Canadian municipal flag

The official flag of Scarborough consisted of a stylized abstract impression of the Scarborough Bluffs and Lake Ontario in blue on the left and bottom of the flag. The background is white, with the red Maple Leaf of the Flag of Canada near the centre of the otherwise void area.

== History ==
The flag was officially dedicated on August 19, 1969, by then-Mayor Albert Campbell at a special ceremony in Thomson Memorial Park. It was designed by local painter Doris McCarthy (1910–2010) in the spring of 1968, who was presented with the idea by her friend Albert Campbell.
McCarthy based the design on ideas presented by Campbell and likely from her influence in living by the Bluffs.

The need for the flag was proposed by Campbell to give the new borough an identity at civic events. The flag was used at the Scarborough Civic Centre, municipal buildings and schools of the Scarborough Board of Education.

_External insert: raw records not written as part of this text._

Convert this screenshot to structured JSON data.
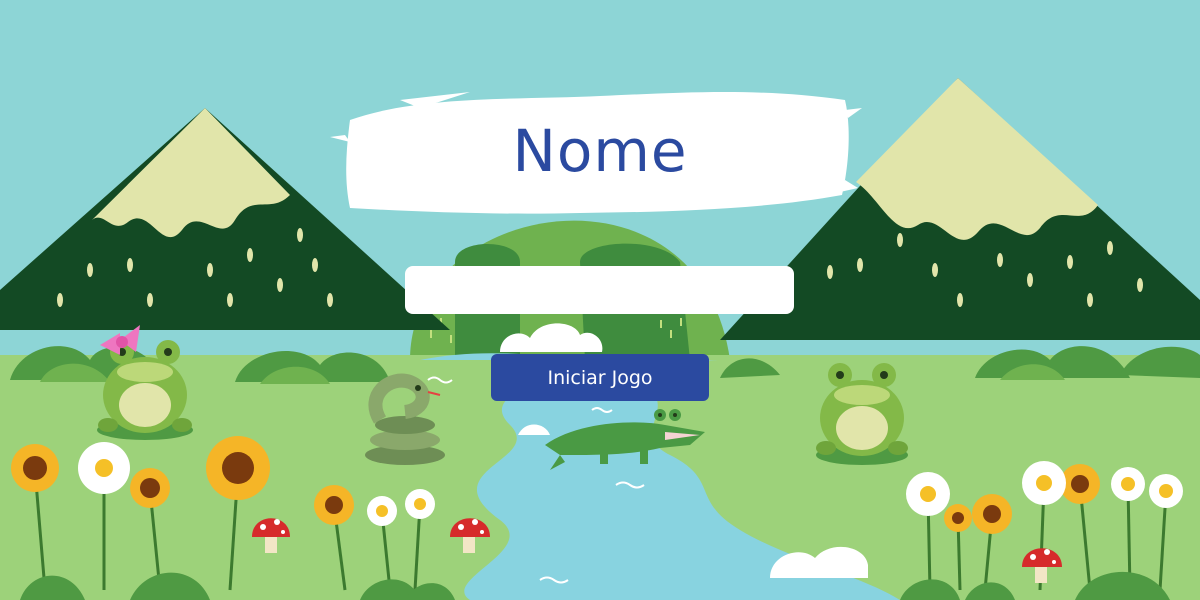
{
  "title": "Nome",
  "name_input": {
    "value": "",
    "placeholder": ""
  },
  "start_button": {
    "label": "Iniciar Jogo"
  },
  "colors": {
    "sky": "#8dd5d6",
    "accent": "#2b4aa0",
    "mountain": "#134a24",
    "snow": "#e1e5aa",
    "grass": "#9dd27a",
    "river": "#88d3e0"
  },
  "icons": [
    "mountain-icon",
    "frog-with-bow-icon",
    "frog-icon",
    "snake-icon",
    "crocodile-icon",
    "sunflower-icon",
    "daisy-icon",
    "mushroom-icon",
    "cloud-icon"
  ]
}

Scarborough was one of three municipalities within Metropolitan Toronto to introduce a civic flag:

- Toronto - Flag of Toronto was adopted in 1974
- Etobicoke - Flag of Etobicoke, Ontario, was adopted in 1975 and amended in 1995

The City of York, City of North York and Borough of East York used corporate slogan civic logo or motto as a banner instead of an official flag.

After the 1998 amalgamation of Toronto, the official use of civic symbols from the former municipalities was no longer legally valid and the Scarborough flag was no longer flown on municipal buildings. In early January 2004, Toronto City councillors Brian Ashton and Glenn De Baeremaeker argued at the newly established Scarborough Community Council for the re-establishment of the Scarborough flag as a symbol of the borough. On January 27, 2004, Toronto City Council granted a Scarborough Community Council request to be allowed to fly the former City of Scarborough flag. In early January 2008, De Baermaeker spoke up about a lack of funding for civic symbols, saying it would only cost "$5,000 to buy 100 Scarborough flags to put in front of our civic buildings." On January 29 and 30, 2008, Toronto City Council authorized the allocation of $20,000 to order Scarborough flags to be used for municipal and civic purposes by the City and local City Councillors.